Comments: Painting w/ Fire

It was Jon Friedman who first turned me onto Yves Klein sometime in the mid-70's when we lived in Bisbee.

I was floored, especially when I read about how he had used a flamethrower to torch paintings while members of the Paris fire dept stood by with hoses and axes (there are photos documenting this event).

But I never got just what Klein's process was, and so, as I was just beginning my journey into silversmithing and learning how to manipulate a propane tank, and Jon, who had become the director of the Cochise Fine Arts Gallery, had beneficently allowed me to come by and pick up "free" art supplies (left by the elderly ladies painting club that had disbanded when the hippies took over this once bastion of Bisbee's cultural heritage).

Thus, armed with passion and no doubt some mescal and weed, I began to experiment!

I wanted to work in oils at that time and knowing practically nothing about the medium of course (Jon and Peter Young called me a naive painter, which I have always understood was something they believed was to my advantage).

Eventually, after playing w/ smaller bits of canvas, I decided to lug this huge piece of plywood that sat abandoned in my neighbor Michael Foster's backyard into my studio, stretched/stapled canvas onto it, and painted away, choosing mostly "sunset" reds and oranges and whatever other related colors I had.

I also started pouring and splattering turpentine (I used it to clean brushes) onto areas of this long (10-12") canvas, and lighting it w/ the torch.

Rivers of Fire!!!

Sometimes I'd "direct" the flow, others I would allow it to meander.

And I also began to apply clomps of pigment in areas of the canvas (then later on other pieces), thickly applied, and then burn it.

That was totally intriguing as well; I played with breaking down the oil paint, and of course figuring out what effects worked and compensated for what didn't.

Thus, the two red landscape fire paintings came from that event (lasting over a few weeks).

But it was actually Peter Young, who wandered by one evening (during one of his turquoise specimen discovery tours on "B" Mountain, who came up with what proved to be the ultimate lesson!

This 12' "canvas had been sitting in my studio for days when Peter wandered by.

After a short rap in the kitchen, I led him into the studio to show him this latest "Frankenstein"; admittedly, like the good doctor, I too didn't fully understand my creation, and thought I needed to continue working on this "monster" to try and make it into a "whole statement", unify its somewhat dysfunctional disjointed parts.

Peter, always the brilliant teacher, suddenly grabbed a wooden frame sitting on the floor (maybe 8.5/11"???), and began "framing" sections of this thing he saw as individual "paintings"!

I was stoned, dumbfounded at what I saw; Peter, playing his Don Genero part, laughed like a child!

And so he showed me some 15 paintings or so instead of one, blowing me "idealistic" mind, as I had always assumed an artist paints his/her inspiration, works it into some holistic statement, and moves on.
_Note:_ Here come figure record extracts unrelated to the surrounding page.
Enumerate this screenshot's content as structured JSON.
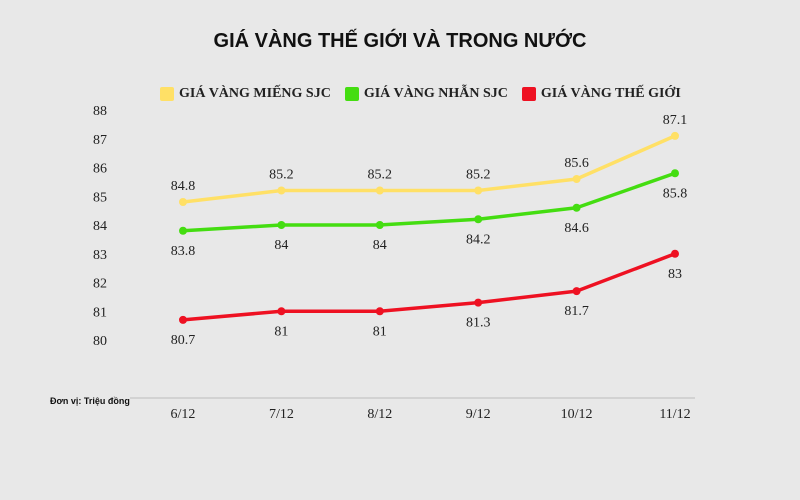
{
  "chart_data": {
    "type": "line",
    "title": "GIÁ VÀNG THẾ GIỚI VÀ TRONG NƯỚC",
    "unit_note": "Đơn vị: Triệu đồng",
    "categories": [
      "6/12",
      "7/12",
      "8/12",
      "9/12",
      "10/12",
      "11/12"
    ],
    "ylim": [
      80,
      88
    ],
    "yticks": [
      "80",
      "81",
      "82",
      "83",
      "84",
      "85",
      "86",
      "87",
      "88"
    ],
    "grid": false,
    "legend_position": "top",
    "series": [
      {
        "name": "GIÁ VÀNG MIẾNG SJC",
        "color": "#ffe066",
        "values": [
          84.8,
          85.2,
          85.2,
          85.2,
          85.6,
          87.1
        ],
        "labels": [
          "84.8",
          "85.2",
          "85.2",
          "85.2",
          "85.6",
          "87.1"
        ],
        "label_pos": "above"
      },
      {
        "name": "GIÁ VÀNG NHẪN SJC",
        "color": "#44dd11",
        "values": [
          83.8,
          84,
          84,
          84.2,
          84.6,
          85.8
        ],
        "labels": [
          "83.8",
          "84",
          "84",
          "84.2",
          "84.6",
          "85.8"
        ],
        "label_pos": "below"
      },
      {
        "name": "GIÁ VÀNG THẾ GIỚI",
        "color": "#ee1122",
        "values": [
          80.7,
          81,
          81,
          81.3,
          81.7,
          83
        ],
        "labels": [
          "80.7",
          "81",
          "81",
          "81.3",
          "81.7",
          "83"
        ],
        "label_pos": "below"
      }
    ]
  }
}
I mean, paintings weren't the cut-up prose and poetry of Burroughs and Gyson!

But they were, and are- anything goes...whatever works, right?

And so this is how my fire paintings were born and developed. I pretty much continued painting w/ fire for the rest of the years while living in Bisbee (till I split for eastcoast in Dec 1980 after Lennon's assassination and my divorce w/ Chris) and then later in the mid-late 80's when I moved back to Arizona and Tucson.